Second of all, the situation in Wisconsin is a perfect example of the results of the kind of poisonous politics Democrats have been playing for years — a microcosm of the situation on the national level.

After Walker won the governorship in 2010, he had to fight off a virtual insurrection in the state capitol in 2011 (glorified by the likes of The New York Times), then a recall election in 2012 that gained national news coverage because it pitted a new kind of conservative against old-line, statist liberals.

In a way, it was a harbinger of the Trump impeachment of late last year and early this year — and had the same root cause: Democratic unwillingness to accept democracy.

Beginning with Donald Trump’s upset of Hillary Clinton in 2016, Democrats on a national level have adopted the #Resistance politics that were rolled out in Wisconsin — with the result being that the national political scene is as polarized as the Wisconsin State Capitol was when labor workers and public school teachers were paralyzing life in the capitol to protest Walker’s victory at the ballot box.

That kind of atmosphere could be deadly for a nation now grappling with the kind of pandemic it hasn’t seen in the modern world.

Yet a Democratic governor in Wisconsin tried to used that pandemic this week to stop an election when he’d already acknowledged he no authority to do so.

Democrats on the national stage, in the form of Nancy Pelosi & Co., have already shown they cannot be trusted not to use the excuse of a pandemic to try to warp the government established by the founders into some hellish version of socialism on American shores.

Basically, the United States is made up of two major political parties — and one of them is not a reliable partner in a hazardous time.

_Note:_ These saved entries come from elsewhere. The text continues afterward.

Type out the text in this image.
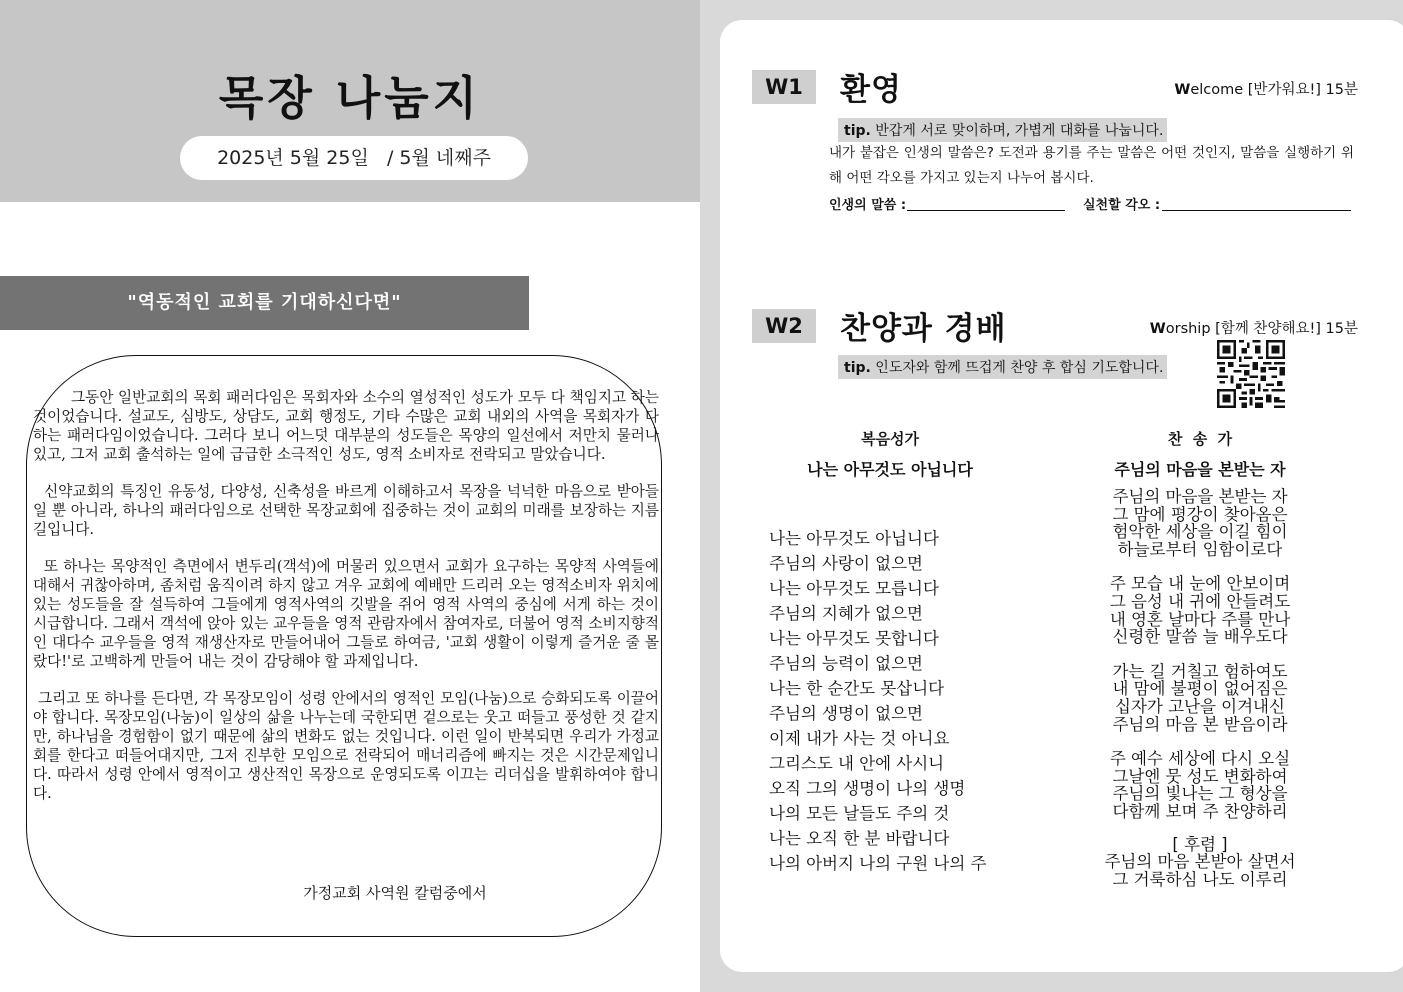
목장 나눔지
2025년 5월 25일   / 5월 네째주
"역동적인 교회를 기대하신다면"

그동안 일반교회의 목회 패러다임은 목회자와 소수의 열성적인 성도가 모두 다 책임지고 하는 것이었습니다. 설교도, 심방도, 상담도, 교회 행정도, 기타 수많은 교회 내외의 사역을 목회자가 다 하는 패러다임이었습니다. 그러다 보니 어느덧 대부분의 성도들은 목양의 일선에서 저만치 물러나 있고, 그저 교회 출석하는 일에 급급한 소극적인 성도, 영적 소비자로 전락되고 말았습니다.

신약교회의 특징인 유동성, 다양성, 신축성을 바르게 이해하고서 목장을 넉넉한 마음으로 받아들일 뿐 아니라, 하나의 패러다임으로 선택한 목장교회에 집중하는 것이 교회의 미래를 보장하는 지름길입니다.

또 하나는 목양적인 측면에서 변두리(객석)에 머물러 있으면서 교회가 요구하는 목양적 사역들에 대해서 귀찮아하며, 좀처럼 움직이려 하지 않고 겨우 교회에 예배만 드리러 오는 영적소비자 위치에 있는 성도들을 잘 설득하여 그들에게 영적사역의 깃발을 쥐어 영적 사역의 중심에 서게 하는 것이 시급합니다. 그래서 객석에 앉아 있는 교우들을 영적 관람자에서 참여자로, 더불어 영적 소비지향적인 대다수 교우들을 영적 재생산자로 만들어내어 그들로 하여금, '교회 생활이 이렇게 즐거운 줄 몰랐다!'로 고백하게 만들어 내는 것이 감당해야 할 과제입니다.

그리고 또 하나를 든다면, 각 목장모임이 성령 안에서의 영적인 모임(나눔)으로 승화되도록 이끌어야 합니다. 목장모임(나눔)이 일상의 삶을 나누는데 국한되면 겉으로는 웃고 떠들고 풍성한 것 같지만, 하나님을 경험함이 없기 때문에 삶의 변화도 없는 것입니다. 이런 일이 반복되면 우리가 가정교회를 한다고 떠들어대지만, 그저 진부한 모임으로 전락되어 매너리즘에 빠지는 것은 시간문제입니다. 따라서 성령 안에서 영적이고 생산적인 목장으로 운영되도록 이끄는 리더십을 발휘하여야 합니다.

가정교회 사역원 칼럼중에서
W1	환영	Welcome [반가워요!] 15분
tip. 반갑게 서로 맞이하며, 가볍게 대화를 나눕니다.
내가 붙잡은 인생의 말씀은? 도전과 용기를 주는 말씀은 어떤 것인지, 말씀을 실행하기 위해 어떤 각오를 가지고 있는지 나누어 봅시다.
인생의 말씀 :	실천할 각오 :
W2	찬양과 경배	Worship [함께 찬양해요!] 15분
tip. 인도자와 함께 뜨겁게 찬양 후 합심 기도합니다.
복음성가
나는 아무것도 아닙니다
나는 아무것도 아닙니다
주님의 사랑이 없으면
나는 아무것도 모릅니다
주님의 지혜가 없으면
나는 아무것도 못합니다
주님의 능력이 없으면
나는 한 순간도 못삽니다
주님의 생명이 없으면
이제 내가 사는 것 아니요
그리스도 내 안에 사시니
오직 그의 생명이 나의 생명
나의 모든 날들도 주의 것
나는 오직 한 분 바랍니다
나의 아버지 나의 구원 나의 주
찬  송  가
주님의 마음을 본받는 자
주님의 마음을 본받는 자
그 맘에 평강이 찾아옴은
험악한 세상을 이길 힘이
하늘로부터 임함이로다
주 모습 내 눈에 안보이며
그 음성 내 귀에 안들려도
내 영혼 날마다 주를 만나
신령한 말씀 늘 배우도다
가는 길 거칠고 험하여도
내 맘에 불평이 없어짐은
십자가 고난을 이겨내신
주님의 마음 본 받음이라
주 예수 세상에 다시 오실
그날엔 뭇 성도 변화하여
주님의 빛나는 그 형상을
다함께 보며 주 찬양하리
[ 후렴 ]
주님의 마음 본받아 살면서
그 거룩하심 나도 이루리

In fact, — and without a great deal of exaggeration — it’s a back-stabbing, duplicitous partner that would like nothing better than the complete overthrow almost over everything decent people hold dear.

And there’s nothing to be done about it but defeat it — soundly at the ballot box.

To do that, there needs to be an election.

Tuesday’s victory for democracy in Wisconsin could be dangerous for the heroic voters who take – and magnificently heroic poll workers who make it possible.

But it’s the democracy we have. And as Benjamin Franklin said after the Constitutional Convention in 1787’s Philadelphia, the United States has “a Republic. If you can keep it.”

On Tuesday, Wisconsin defied the coronavirus and its own Democrats to show the country how that’s done.